A likely explanation is that the embeddings already encode much of the information that we usually try to engineer manually. In a traditional remote sensing workflow, we spend considerable effort selecting spectral bands, calculating vegetation indices, adding SAR backscatter, texture measures, and other handcrafted variables. Foundation models approach the problem differently. Instead of relying on manually designed features, they learn a compact representation from enormous collections of satellite imagery. Although these embeddings are not specifically trained for canopy height estimation, they appear to capture landscape characteristics that are strongly related to vegetation structure.
The strong performance of XGBoost is also not particularly surprising. Tree-based ensemble methods have long been one of the most reliable choices for tabular remote sensing data. They naturally model nonlinear relationships, require relatively little feature scaling, and are robust to redundant or correlated variables. When combined with high-quality embeddings, XGBoost seems able to extract the remaining information needed to predict canopy height.
On the Data Leakage Question
One topic that often comes up when using AlphaEarth Embeddings for canopy height estimation is the possibility of data leakage.
The concern stems from the fact that the AlphaEarth Foundation model was pretrained using multiple Earth observation datasets, including GEDI RH metrics.
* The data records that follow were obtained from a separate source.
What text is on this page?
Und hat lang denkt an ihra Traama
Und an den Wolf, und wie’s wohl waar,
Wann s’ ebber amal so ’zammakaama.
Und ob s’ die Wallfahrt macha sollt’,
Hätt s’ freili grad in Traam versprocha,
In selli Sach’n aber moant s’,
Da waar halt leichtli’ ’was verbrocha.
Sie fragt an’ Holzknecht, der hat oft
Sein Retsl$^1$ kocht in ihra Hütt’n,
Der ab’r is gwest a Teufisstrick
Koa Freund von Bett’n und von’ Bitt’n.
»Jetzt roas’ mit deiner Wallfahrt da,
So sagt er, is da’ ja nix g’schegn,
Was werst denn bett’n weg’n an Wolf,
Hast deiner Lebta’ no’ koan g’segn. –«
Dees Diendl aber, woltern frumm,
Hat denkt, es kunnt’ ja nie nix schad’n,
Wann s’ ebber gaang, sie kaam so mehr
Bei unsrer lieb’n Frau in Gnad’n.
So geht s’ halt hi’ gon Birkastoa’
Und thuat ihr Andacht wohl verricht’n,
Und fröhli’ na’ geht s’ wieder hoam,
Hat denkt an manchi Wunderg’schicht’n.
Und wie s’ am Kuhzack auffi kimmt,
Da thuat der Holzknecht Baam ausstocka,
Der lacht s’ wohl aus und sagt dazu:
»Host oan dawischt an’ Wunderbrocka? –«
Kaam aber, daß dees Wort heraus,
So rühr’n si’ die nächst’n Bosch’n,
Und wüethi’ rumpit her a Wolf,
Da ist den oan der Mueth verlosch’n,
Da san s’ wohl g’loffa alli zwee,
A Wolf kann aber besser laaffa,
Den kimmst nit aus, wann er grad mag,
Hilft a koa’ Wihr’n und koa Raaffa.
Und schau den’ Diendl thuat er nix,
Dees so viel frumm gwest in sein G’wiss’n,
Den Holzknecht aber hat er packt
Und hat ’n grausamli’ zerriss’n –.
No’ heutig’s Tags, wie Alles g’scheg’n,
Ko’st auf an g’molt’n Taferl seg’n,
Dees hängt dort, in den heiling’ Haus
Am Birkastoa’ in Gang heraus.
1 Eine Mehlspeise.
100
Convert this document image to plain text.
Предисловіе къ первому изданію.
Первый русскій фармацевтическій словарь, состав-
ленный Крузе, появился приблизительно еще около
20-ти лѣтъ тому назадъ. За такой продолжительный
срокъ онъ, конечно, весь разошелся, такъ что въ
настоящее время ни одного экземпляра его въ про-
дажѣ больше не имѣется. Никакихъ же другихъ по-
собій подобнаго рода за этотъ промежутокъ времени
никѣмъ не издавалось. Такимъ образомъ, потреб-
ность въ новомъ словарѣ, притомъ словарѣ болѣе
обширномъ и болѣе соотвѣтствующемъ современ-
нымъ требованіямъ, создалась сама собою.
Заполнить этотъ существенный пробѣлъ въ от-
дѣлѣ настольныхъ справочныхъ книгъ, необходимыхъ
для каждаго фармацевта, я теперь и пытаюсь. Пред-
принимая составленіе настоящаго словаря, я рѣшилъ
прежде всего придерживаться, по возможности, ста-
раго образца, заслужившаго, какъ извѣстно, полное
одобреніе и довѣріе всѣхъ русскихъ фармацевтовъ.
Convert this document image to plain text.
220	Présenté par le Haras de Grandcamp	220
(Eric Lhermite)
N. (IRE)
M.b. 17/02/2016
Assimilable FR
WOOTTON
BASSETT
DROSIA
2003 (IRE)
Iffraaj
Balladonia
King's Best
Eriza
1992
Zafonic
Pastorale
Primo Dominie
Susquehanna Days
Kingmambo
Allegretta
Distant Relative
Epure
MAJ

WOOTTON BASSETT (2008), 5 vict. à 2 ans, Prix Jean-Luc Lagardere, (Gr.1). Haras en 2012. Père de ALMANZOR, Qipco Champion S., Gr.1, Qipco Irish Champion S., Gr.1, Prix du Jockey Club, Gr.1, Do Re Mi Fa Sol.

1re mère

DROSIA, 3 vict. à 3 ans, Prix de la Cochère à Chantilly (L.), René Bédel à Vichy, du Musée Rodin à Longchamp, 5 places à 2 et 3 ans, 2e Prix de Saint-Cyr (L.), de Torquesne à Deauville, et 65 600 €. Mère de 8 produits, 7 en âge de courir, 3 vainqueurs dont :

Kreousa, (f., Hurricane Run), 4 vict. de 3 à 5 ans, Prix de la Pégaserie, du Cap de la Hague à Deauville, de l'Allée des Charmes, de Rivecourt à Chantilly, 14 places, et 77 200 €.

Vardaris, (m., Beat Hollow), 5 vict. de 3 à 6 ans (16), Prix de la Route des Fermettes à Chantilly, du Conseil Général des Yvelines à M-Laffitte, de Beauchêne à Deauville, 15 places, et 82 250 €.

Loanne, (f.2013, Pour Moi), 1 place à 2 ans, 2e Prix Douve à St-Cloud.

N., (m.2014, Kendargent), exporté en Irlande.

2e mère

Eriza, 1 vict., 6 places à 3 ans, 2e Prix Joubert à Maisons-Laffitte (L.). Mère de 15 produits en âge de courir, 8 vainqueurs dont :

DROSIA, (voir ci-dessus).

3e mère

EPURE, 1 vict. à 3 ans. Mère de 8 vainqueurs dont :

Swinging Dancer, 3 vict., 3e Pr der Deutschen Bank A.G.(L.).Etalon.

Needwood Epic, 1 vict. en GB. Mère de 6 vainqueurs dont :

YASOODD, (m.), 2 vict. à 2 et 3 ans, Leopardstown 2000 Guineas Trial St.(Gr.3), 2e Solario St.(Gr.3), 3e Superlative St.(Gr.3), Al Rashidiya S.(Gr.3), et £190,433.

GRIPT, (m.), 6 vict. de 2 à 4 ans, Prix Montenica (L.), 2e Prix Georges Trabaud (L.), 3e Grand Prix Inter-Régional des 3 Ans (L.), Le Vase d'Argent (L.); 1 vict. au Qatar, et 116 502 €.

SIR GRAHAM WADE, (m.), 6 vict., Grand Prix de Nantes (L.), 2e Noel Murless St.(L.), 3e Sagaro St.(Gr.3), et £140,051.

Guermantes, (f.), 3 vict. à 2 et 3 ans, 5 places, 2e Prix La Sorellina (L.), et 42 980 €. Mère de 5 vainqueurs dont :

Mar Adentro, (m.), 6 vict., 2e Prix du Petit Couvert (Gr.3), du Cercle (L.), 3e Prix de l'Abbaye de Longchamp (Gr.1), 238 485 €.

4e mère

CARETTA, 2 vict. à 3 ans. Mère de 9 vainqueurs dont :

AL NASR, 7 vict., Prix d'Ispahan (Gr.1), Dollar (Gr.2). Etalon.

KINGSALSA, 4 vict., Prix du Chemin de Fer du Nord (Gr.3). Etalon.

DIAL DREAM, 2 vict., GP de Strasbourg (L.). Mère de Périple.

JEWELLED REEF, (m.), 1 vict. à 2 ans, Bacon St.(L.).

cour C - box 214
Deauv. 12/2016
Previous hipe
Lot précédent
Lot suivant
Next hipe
If the downstream task also uses GEDI footprints as the training and validation labels, it raises an important question: is the model being evaluated on information it has already seen during pretraining?
Unfortunately, Google DeepMind does not disclose exactly which GEDI observations were used during pretraining. Because of this lack of information, it is difficult to determine whether there is any overlap between the GEDI footprints used in this study and those used to train the foundation model. As a result, I think it is more conservative to assume that some degree of overlap may exist rather than assuming there is none.
That said, this issue mainly affects canopy height models generated for years that overlap with the foundation model’s pretraining period. AlphaEarth Foundations was released in 2025 and was pretrained using historical Earth observation data available before then. Once pretrained, however, the model generates embeddings for new years using only satellite imagery (e.g., Sentinel-1, Sentinel-2, and Landsat) without requiring new GEDI observations.
This means that if the embeddings are generated for imagery acquired after the pretraining period, the model has never seen the corresponding GEDI measurements because they did not yet exist during training. In those cases, the risk of leakage is substantially reduced, making post-2025 canopy height mapping a much cleaner evaluation of the foundation model’s ability to generalize.
Ultimately, this question cannot be answered conclusively without more details about the foundation model’s pretraining dataset.
Closing Thoughts
GEDI has fundamentally changed our ability to map forest structure from space. By combining its accurate but sparse LiDAR measurements with wall-to-wall satellite imagery, we can now generate continuous canopy height maps at regional scales.
This experiment also reflects a broader shift in remote sensing. Instead of spending most of our effort designing handcrafted features, foundation model embeddings are beginning to provide powerful general-purpose representations that work across many downstream tasks. While questions around pretraining and data leakage still deserve careful attention, these models have the potential to simplify remote sensing workflows and push the accuracy of many applications even further.
I’m excited to see how these foundation models evolve over the next few years—and whether they eventually become the default starting point for Earth observation analysis.